Adding Wizarr to my Stack
Why Wizarr?
Wizarr is a user invitation / user auto-enrollment system for Jellyfin/ Emby/ Jellyseer. On the long run I plan to open my homeserver to my family&friends, therefore anything which can help me to make this adminsitration easier is welcome.
So what did I need to do? The containers I run are managed by systemd. My server is generally off, and in order to have my services up and running when I turn on the server systemd provides the possibility to auto-start and auto-update rootless containers.
First let's create the needed container file in the user directory ( we want rootless).
~/.config/systemd/wizarr.container:
[Container]
Image=ghcr.io/wizarrrr/wizarr:4.0.0-beta.9
AutoUpdate=registry
PublishPort=5690:5690/tcp
Volume=/path/to/wizarr/database:/data/database:Z
[Service]
Restart=always
[Install]
WantedBy=default.target
then we can add the firewall exception:
sudo firewall-cmd --add-port 5690/tcp -- permanent
for starting the container run these commands:
systemctl --user daemon-reload
systemctl --user start wizarr
Then in the Podman containers view we should see the container up and running. We can try reaching also the webserver of wizarr at our.own.ip.address:5690, however this will not be reachable (yet). Why? SELinux prevents user services to open http ports. This we can work around by:
- elevating restriction of the port
- using a reverse proxy running as root:
I went on with the second option. I created a simple http server configuration (https to be added):
/path/to/the/volume/mounted/in/the/nginx/container/etc/nginx/conf.d/wizarr.conf:
server {
listen 80;
listen [::]:80;
server_name subdomain.domain.tld;
location /{
proxy_pass http://server.ip.address.and:port;
}
}
or if you already have your ssl certs:
server {
listen 80;
listen [::]:80;
server_name subdomain.domain.tld;
location /{
add_header alt-svc 'h3=":443"; ma=86400';
return 301 https://subdomain.domain.tld$request_uri;
}
}
server {
http3 on;
http3_hq on;
listen 443 ssl http2;
listen 443 quic;
include conf.d/http3.conf;
server_name subdomain.domain.tld;
# Specify SSL
ssl_certificate /etc/ssl/subdomain.domain.tld/subdomain.domain.tld.crt;
ssl_certificate_key /etc/ssl/subdomain.domain.tld/subdomain.domain.tld.key;
error_page 500 502 503 504 /50x.html;
location = /50x.html {
root /usr/share/nginx/html;
}
location /{
# Add Alt-Svc headers to negotiate HTTP/3
add_header Alt-Svc 'h3=":443"; ma=3600';
proxy_set_header Upgrade $http_upgrade;
proxy_set_header Connection $connection_upgrade;
proxy_set_header Host $host;
proxy_set_header X-Real-IP $remote_addr;
proxy_set_header X-Forwarded-For $proxy_add_x_forwarded_for;
proxy_set_header X-Forwarded-Proto $scheme;
proxy_set_header X-Forwarded-Host $host;
proxy_set_header X-Forwarded-Port $server_port;
proxy_set_header X-Forwarded-Ssl on;
proxy_pass server.ip.address.and:port;
}
}
after adding this we need to be aware that the selinux context shoud be updated, so that nginx may reach the file we have created, and reloaded before restarting nginx service.

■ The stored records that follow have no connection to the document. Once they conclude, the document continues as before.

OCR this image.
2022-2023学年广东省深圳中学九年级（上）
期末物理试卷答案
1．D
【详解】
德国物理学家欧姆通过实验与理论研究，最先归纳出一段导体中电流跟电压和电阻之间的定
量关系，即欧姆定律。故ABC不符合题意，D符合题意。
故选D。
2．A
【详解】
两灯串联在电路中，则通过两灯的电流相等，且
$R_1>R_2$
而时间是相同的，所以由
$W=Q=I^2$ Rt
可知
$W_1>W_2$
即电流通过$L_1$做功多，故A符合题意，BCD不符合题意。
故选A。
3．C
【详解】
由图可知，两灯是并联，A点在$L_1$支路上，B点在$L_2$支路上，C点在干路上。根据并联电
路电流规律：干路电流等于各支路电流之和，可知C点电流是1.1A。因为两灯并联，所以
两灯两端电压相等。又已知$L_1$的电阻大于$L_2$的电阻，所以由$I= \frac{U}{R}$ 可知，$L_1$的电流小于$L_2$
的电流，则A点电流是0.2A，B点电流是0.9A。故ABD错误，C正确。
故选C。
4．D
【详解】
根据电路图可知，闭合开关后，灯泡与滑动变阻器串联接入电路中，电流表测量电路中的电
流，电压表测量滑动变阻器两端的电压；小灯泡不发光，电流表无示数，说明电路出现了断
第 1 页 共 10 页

sudo semanage fcontext -a -t httpd_sys_content_t '/path/to/nginx/stuff/nginx/etc/nginx(/.*)?'
sudo restorecon -Rv /path/to/nginx/stuff/nginx/etc/nginx/
then restart nginx:
sudo systemctl restart nginx
Once the container is up and running, it should be possible to reach it under the subdomain.domain.tld (whatever we have chosen here).